Ce 24 mai, une action de convergence entre les différents centres de postiers en grève était organisée à Toulouse devant les bureaux de la direction. Alors que les négociations avec le comité technique piétinaient et que le mépris était de mise, l'ensemble des grévistes ont envahi le bureau.

vendredi 24 mai

Ces dernières semaines, les grèves de postières et de postiers se multiplient. Le phénomène est particulièrement fort en Occitanie, et les raisons de la colère sont quasi-systématiquement les mêmes : imposition de la pause méridienne, réorganisation et multiplication des « îlots », synonyme de décentralisation des travaux de triages du courrier, qui ont des conséquences plus que néfastes. Non seulement, il s’agit pour les facteurs de se battre pour le maintien d’un service public postal de qualité, et les exemples de réorganisation et fonctionnement avec « îlots » ont fait leur preuve en termes de dégradation sur ce terrain, mais aussi contre la dégradation des conditions de travail, durement attaquée avec ces réorganisations qui n’ont, en définitive, pour objectif que de réaliser des économies sur le dos des travailleurs et des usagers.

Ce vendredi 24 mai, un rassemblement de postières et postiers en grève était organisé devant les locaux de la direction de la Poste à Toulouse, quartier des Minimes. Les postières et postiers de Castanet Tolosan, en lutte depuis près de 50 jours et qui doivent faire face au mépris total de la direction ont, bien entendu, répondu présents au rendez-vous. A leurs côtés, les grévistes des Hautes-Pyrénées, venus de Lourdes, Tarbes, Lannemezan et de Bagnères-de-Bigorre, et qui se battent depuis le 9 mai dernier, eux aussi sur un projet de réorganisation.

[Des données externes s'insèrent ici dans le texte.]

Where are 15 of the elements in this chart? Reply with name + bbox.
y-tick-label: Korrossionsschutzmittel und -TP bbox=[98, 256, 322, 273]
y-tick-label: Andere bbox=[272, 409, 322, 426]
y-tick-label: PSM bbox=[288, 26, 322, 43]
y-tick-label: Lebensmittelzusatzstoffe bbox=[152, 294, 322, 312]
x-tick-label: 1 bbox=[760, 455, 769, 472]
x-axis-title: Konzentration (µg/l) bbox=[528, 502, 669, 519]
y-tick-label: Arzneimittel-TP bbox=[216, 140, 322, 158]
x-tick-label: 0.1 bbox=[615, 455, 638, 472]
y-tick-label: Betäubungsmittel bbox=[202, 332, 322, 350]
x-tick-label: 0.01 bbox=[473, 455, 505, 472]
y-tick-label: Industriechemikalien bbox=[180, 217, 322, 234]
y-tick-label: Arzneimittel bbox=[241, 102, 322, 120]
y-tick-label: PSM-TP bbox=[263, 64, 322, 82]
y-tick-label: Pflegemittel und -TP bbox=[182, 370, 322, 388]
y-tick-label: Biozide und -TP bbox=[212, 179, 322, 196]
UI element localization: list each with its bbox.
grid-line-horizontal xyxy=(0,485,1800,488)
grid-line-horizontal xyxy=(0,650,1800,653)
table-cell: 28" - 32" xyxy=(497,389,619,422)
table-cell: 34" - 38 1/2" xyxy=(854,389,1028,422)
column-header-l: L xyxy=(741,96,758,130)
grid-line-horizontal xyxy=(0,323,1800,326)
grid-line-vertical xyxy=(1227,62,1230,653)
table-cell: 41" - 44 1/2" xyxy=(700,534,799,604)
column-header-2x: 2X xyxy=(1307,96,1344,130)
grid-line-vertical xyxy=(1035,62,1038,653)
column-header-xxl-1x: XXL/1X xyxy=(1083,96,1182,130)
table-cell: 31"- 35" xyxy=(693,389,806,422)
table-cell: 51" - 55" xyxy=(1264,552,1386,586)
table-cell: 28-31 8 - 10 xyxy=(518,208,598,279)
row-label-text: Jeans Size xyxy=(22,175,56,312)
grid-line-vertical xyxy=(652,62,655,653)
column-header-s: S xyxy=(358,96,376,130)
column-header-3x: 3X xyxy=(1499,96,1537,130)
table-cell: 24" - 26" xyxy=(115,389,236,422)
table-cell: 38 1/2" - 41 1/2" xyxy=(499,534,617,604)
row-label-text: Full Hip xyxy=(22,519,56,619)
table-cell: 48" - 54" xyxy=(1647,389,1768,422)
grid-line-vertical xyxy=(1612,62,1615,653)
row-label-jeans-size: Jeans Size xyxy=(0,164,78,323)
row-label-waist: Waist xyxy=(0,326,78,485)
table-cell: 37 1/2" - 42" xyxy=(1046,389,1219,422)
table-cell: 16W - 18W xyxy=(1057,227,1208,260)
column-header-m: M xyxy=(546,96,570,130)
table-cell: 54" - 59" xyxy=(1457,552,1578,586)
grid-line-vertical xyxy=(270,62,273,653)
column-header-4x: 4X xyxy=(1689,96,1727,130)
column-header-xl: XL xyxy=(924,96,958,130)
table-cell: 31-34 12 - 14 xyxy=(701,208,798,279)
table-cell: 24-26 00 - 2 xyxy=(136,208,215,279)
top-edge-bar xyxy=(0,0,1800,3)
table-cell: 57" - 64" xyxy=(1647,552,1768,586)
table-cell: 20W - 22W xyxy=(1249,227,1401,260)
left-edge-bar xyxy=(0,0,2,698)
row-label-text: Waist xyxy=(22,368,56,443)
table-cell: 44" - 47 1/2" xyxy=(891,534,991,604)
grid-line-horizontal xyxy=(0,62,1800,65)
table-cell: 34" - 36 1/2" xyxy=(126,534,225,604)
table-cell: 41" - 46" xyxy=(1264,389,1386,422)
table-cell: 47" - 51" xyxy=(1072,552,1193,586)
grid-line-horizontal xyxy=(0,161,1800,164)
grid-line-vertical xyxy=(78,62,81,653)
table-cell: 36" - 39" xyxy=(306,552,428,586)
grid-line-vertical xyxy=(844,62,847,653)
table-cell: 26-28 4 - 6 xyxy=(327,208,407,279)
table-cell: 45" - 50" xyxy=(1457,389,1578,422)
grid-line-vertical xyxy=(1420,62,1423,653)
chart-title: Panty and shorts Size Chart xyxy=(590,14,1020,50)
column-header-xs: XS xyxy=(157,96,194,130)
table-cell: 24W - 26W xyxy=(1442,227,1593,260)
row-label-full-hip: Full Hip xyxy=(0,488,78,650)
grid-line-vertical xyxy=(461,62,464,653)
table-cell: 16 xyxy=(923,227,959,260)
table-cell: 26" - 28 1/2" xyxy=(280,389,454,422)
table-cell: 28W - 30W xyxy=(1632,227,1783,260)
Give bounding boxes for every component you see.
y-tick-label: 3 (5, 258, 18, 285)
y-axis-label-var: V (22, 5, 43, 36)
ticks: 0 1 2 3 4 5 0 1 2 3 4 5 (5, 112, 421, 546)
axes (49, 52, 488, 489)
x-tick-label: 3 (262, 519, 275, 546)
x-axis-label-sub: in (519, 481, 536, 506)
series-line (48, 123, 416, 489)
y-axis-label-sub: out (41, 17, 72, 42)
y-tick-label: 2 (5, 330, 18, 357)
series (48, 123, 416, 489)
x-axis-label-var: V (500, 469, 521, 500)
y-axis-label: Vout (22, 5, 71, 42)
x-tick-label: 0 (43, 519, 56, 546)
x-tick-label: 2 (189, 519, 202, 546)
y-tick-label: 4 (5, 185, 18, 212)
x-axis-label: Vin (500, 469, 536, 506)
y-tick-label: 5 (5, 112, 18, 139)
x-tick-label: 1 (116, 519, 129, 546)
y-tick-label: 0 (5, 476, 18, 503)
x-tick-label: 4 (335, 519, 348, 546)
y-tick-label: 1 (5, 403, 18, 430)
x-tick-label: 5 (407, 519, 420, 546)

Le mépris patronal pour toute réponse

Ce rassemblement était organisé à l’occasion de la tenue d’un comité technique, rassemblant responsables de la Poste et organisations syndicales. Après un premier round de « discussion », et après que les élus syndicaux aient exposé un premier rapport mettant en lumière le fait qu’il n’y aurait aucune forme d’avancée sur les revendications des grévistes, c’est un sentiment de colère légitime qui a parcouru l’ensemble des postières et postiers présents au rassemblement.

Les grévistes ont donc collectivement décidé d’aller tous ensemble discuter directement avec les responsables de la Poste, afin d’obtenir des réponses, et ont donc envahi la salle de réunion à une soixantaine de postières et postiers. Surpris, les membres de la direction ont d’abord pris la parole, pour fustiger l’action des grévistes, qui s’est déroulée dans le calme et sans heurts, et vanter le dialogue social « made in La Poste ». Un cynisme absolu lorsqu’on sait que, la veille, les grévistes de Castanet-Tolosan n’ont eu que pour seule proposition... le plan initial de la direction pour lequel ils et elles se sont mis en grève il y a plus de sept semaines, et que les conflits ailleurs en Occitanie sont eux aussi dans une impasse.

A la suite de ce laïus sous forme de provocation, l’un des responsables a alors déclaré vouloir quitter le bureau immédiatement. Spectacle édifiant d’un mépris sans aucune limite, les responsables de la direction se sont ensuite murés dans le silence, ne répondant pas aux questions qui leur étaient posé, ne regardant même plus les grévistes, préférant l’écran de leur ordinateur ou de leur smartphone.

Face à un tel mépris, c’est tout autant la colère que la détermination qui animait les grévistes de Castanet-Tolosan et des Hautes Pyrénées. Alors que les sphères dirigeantes de la Poste cherchent visiblement tous les moyens pour écraser la contestation qui s’enracine et s’étend, nous vous encourageons à signer la pétition de soutien et de contribuer à la caisse de grève en ligne des grévistes de Castanet Tolosan.